Unable to work out at the NFL Combine, Jones prepared in a novel way — by watching film of every defensive play for all 32 NFL teams.

“I knew I had a lot to prove after missing the Senior Bowl and now the combine, and I wanted to do something other than rehab to build the mental side of my game and show what I can do mentally,” Jones told Bleacher Report. “I learned it’s a lot of fun to break down film. Whether or not it helps my draft stock, I know it’ll help my acclimation to the NFL because I have a better understanding of what teams are doing.”

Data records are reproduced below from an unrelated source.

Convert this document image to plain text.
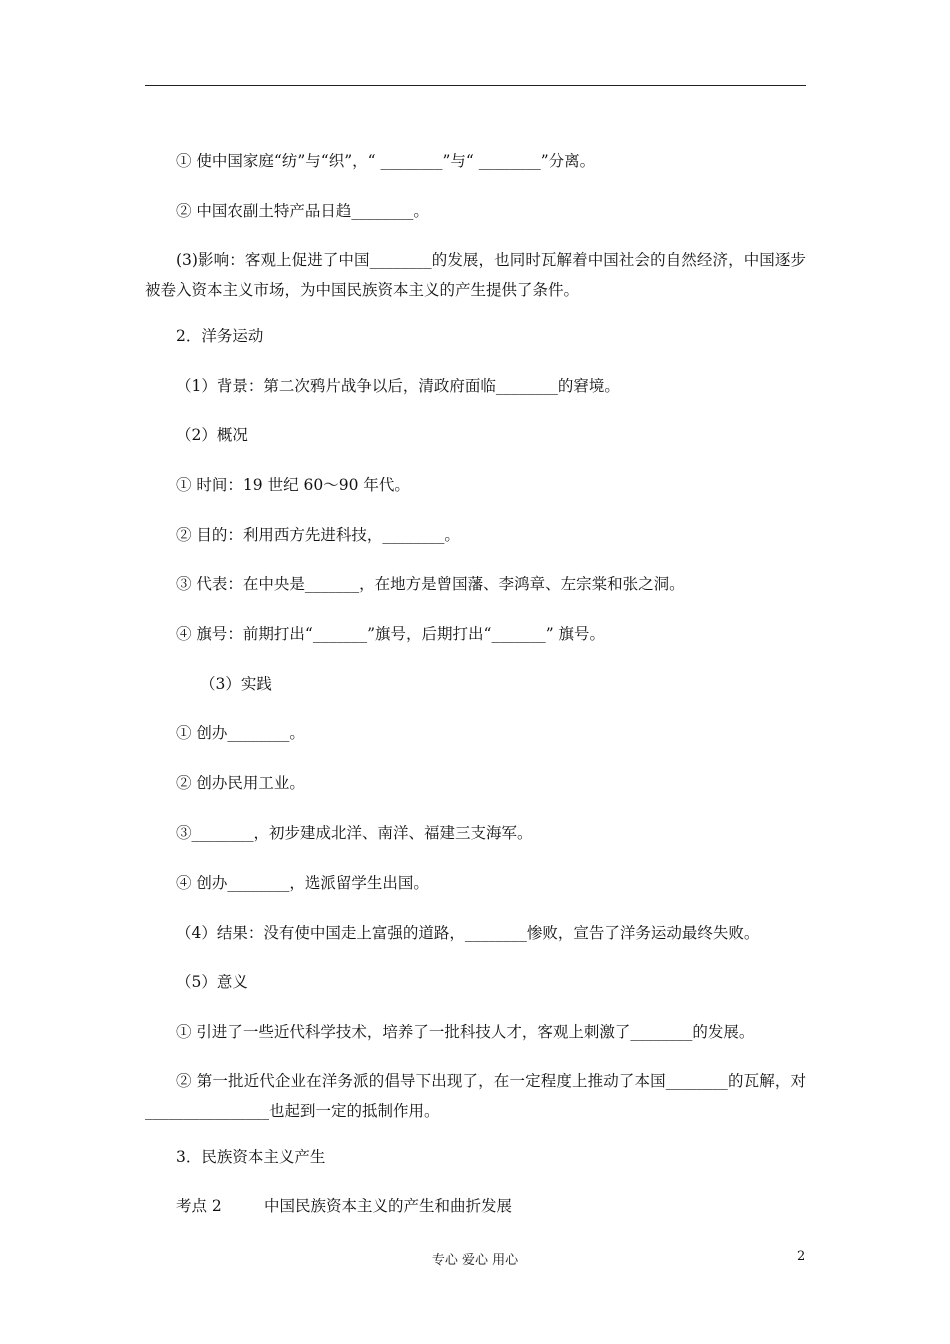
① 使中国家庭“纺”与“织”，“ ________”与“ ________”分离。
② 中国农副土特产品日趋________。
(3)影响：客观上促进了中国________的发展，也同时瓦解着中国社会的自然经济，中国逐步被卷入资本主义市场，为中国民族资本主义的产生提供了条件。
2．洋务运动
（1）背景：第二次鸦片战争以后，清政府面临________的窘境。
（2）概况
① 时间：19 世纪 60～90 年代。
② 目的：利用西方先进科技，________。
③ 代表：在中央是_______，在地方是曾国藩、李鸿章、左宗棠和张之洞。
④ 旗号：前期打出“_______”旗号，后期打出“_______” 旗号。
（3）实践
① 创办________。
② 创办民用工业。
③________，初步建成北洋、南洋、福建三支海军。
④ 创办________，选派留学生出国。
（4）结果：没有使中国走上富强的道路，________惨败，宣告了洋务运动最终失败。
（5）意义
① 引进了一些近代科学技术，培养了一批科技人才，客观上刺激了________的发展。
② 第一批近代企业在洋务派的倡导下出现了，在一定程度上推动了本国________的瓦解，对________________也起到一定的抵制作用。
3．民族资本主义产生
考点 2	中国民族资本主义的产生和曲折发展
专心 爱心 用心	2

The preparation through a process that didn’t end up including a Pro Day at Texas to show off his speed and agility, but Jones has other intangible qualities, too, like his willingness to strike up a friendship with an amputee.

Labrum surgery kept Jones from showcasing his athleticism in Indianapolis or Austin, but there is public evidence of this athleticism from high school — Jones ran a strong 4.56 40-yard dash at The Opening while adding a 34-inch vertical and 4.35 shuttle.

At Texas, Jones was at his best coming downhill to finish plays are a sure tackler or using his sideline-to-sideline speed to make plays on the perimeter. His fourth-down stop at the goal line against USC in 2018 was perhaps his most iconic play in a Texas uniform, but wasn’t the only example of his ability to keep opponents from taking the edge against him.

Of the 232 tackles logged by for Jones, 75 percent of them were solo. In an era where open-field tackling can often represent the margin because success and failure, Jones was arguably the best on the back end for the Longhorns.

After playing the nickel position in 2019 due to need, Jones has film of playing every safety alignment, four career interceptions, and two blocked punts as a freshman in addition to the performance of other special teams duties for Texas.

Unfortunately, the Nacogdoches product hasn’t always excelled in coverage — his ball skills are questionable, a failure that former defensive coordinator Todd Orlando excused to due to the speed of Jones, and his technique and reactive ability are not ideal, as evidenced by the relatively thin splits between his agility testing and straight-line speed. When Jones had to make difficult plays on the football in college, he was often beat by receivers with better ball skills. His interceptions relied on massive breakdowns by opposing quarterbacks.

Those are deficits that are impossible to hide in the Big 12 and increasingly difficult to cover up in the NFL.

Jones still projects as a mid-round draft pick with the capability to contribute immediately on special teams, but the issues in man coverage and his frame limitations at 5’11 and 198 maxed-out pounds keep Jones from projecting as a Day 1 or Day 2 pick.